A bleak landscape, battles against massive enemies which you can climb over...Prey for the Gods is as Shadow of the Colossus as you can get without actually playing Shadow of the Colossus.Read more
In a post mostly about updates made to the game following its successful Kickstarter, No Matter Studios also announce that the project will now be known as Præy for the Gods after Bethesda “chose to oppose our [trademark]”.
“We could’ve fought this and we did think about it for quite a while”, the statement says. “Something like a trademark opposition can be long and depending on how far someone wants to fight it can be very expensive. We didn’t want to spend our precious Kickstarter funds, nor did we want to have to ask for additional funds to fight this in court.”
“The truth is we initially thought about naming the game Præy for the Gods prior to our initial trailer. The logo has both the woman praying against the duality of prey, and thankfully we get to continue to use that. We figured people would have a hard time trying to type in the æ symbol in search engines etc. This was back in 2015 when we posted a trailer on Facebook and Twitter with had no idea if 100 or even 1000 people would watch the trailer.”
The team are allowed to keep using the logo, which features a praying woman instead of the letter “e”.
No Matter say that when they applied for trademarks in 2015 they took both Prey for the Gods and Præy for the Gods, but Bethesda opposed both, on the grounds that they were too similar to their upcoming Prey, which is out this week.

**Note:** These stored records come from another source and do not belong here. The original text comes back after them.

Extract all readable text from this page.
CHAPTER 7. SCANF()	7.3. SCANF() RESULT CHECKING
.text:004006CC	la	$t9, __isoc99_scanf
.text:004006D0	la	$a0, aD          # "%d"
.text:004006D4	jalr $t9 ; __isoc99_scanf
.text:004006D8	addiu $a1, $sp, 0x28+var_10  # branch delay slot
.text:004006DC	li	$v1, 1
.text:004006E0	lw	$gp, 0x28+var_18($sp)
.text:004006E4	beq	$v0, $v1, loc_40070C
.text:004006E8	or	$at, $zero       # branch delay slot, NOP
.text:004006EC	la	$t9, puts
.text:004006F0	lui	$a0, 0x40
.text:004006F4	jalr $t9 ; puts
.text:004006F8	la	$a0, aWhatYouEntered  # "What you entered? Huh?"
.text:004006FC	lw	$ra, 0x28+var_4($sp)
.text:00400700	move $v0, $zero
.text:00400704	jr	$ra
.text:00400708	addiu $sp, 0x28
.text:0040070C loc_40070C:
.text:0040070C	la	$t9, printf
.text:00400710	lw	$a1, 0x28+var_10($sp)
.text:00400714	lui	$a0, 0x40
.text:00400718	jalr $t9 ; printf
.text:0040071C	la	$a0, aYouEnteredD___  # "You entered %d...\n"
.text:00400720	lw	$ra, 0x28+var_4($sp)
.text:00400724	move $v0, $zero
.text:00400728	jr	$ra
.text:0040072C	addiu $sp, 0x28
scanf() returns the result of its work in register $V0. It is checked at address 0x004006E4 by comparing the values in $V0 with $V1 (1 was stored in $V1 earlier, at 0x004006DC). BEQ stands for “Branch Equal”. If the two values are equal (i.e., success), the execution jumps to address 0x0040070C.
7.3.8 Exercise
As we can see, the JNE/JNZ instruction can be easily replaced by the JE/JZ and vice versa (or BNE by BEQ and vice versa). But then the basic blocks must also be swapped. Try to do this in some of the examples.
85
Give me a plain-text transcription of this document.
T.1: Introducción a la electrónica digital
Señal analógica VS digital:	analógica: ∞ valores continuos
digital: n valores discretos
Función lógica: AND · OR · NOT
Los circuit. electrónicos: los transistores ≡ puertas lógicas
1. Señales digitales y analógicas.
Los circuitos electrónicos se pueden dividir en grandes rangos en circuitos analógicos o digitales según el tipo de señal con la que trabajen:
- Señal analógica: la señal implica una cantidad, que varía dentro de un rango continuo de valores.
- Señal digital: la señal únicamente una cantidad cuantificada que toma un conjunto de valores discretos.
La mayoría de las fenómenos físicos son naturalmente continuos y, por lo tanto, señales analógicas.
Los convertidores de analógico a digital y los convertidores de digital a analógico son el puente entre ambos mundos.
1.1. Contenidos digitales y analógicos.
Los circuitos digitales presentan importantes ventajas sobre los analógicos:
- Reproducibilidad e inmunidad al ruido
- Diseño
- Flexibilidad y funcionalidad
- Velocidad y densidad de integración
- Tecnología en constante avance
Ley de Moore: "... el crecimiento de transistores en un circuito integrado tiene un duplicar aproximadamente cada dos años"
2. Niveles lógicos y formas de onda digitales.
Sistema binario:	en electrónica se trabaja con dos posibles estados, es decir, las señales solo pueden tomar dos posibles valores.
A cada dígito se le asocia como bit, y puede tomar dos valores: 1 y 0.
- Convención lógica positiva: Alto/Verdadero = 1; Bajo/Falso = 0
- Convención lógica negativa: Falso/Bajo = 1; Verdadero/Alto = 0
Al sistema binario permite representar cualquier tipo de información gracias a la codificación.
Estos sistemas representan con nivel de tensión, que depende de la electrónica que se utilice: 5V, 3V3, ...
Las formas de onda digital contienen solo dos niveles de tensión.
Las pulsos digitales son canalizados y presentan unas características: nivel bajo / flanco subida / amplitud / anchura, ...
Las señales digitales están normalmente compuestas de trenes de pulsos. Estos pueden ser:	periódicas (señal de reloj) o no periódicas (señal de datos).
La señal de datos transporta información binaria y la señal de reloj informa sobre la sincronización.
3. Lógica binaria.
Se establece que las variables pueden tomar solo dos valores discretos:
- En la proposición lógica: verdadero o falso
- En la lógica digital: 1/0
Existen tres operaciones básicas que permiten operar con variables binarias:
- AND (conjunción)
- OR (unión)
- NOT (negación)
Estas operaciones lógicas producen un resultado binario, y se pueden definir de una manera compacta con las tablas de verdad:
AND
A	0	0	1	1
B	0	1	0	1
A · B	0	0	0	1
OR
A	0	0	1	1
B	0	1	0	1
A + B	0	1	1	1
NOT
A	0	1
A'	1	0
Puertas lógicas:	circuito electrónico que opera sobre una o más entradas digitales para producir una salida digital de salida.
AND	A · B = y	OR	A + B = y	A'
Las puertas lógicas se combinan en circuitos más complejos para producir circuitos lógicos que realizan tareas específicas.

“While we disagree with their opposition we were able to come to an agreement”, No Matter say. That agreement means that they can continue to use a logo that says Prey For The Gods, with a stylised “e” that’s actually the silhouette of a woman praying, but must use Præy for the Gods every time the game’s name is written.
It’s an almost identical situation to the one Mojang found itself in a few years back over the word Scrolls, whose trademark Bethesda contested because it was deemed too similar to their Elder Scrolls series. As we explained at the time, this is how trademark cases are often fought: It isn’t about whether names are identical or overtly confusing, but more about the fact trademark law often requires lawsuits (or the threat of them) as part of the process of maintaining ownership of a name.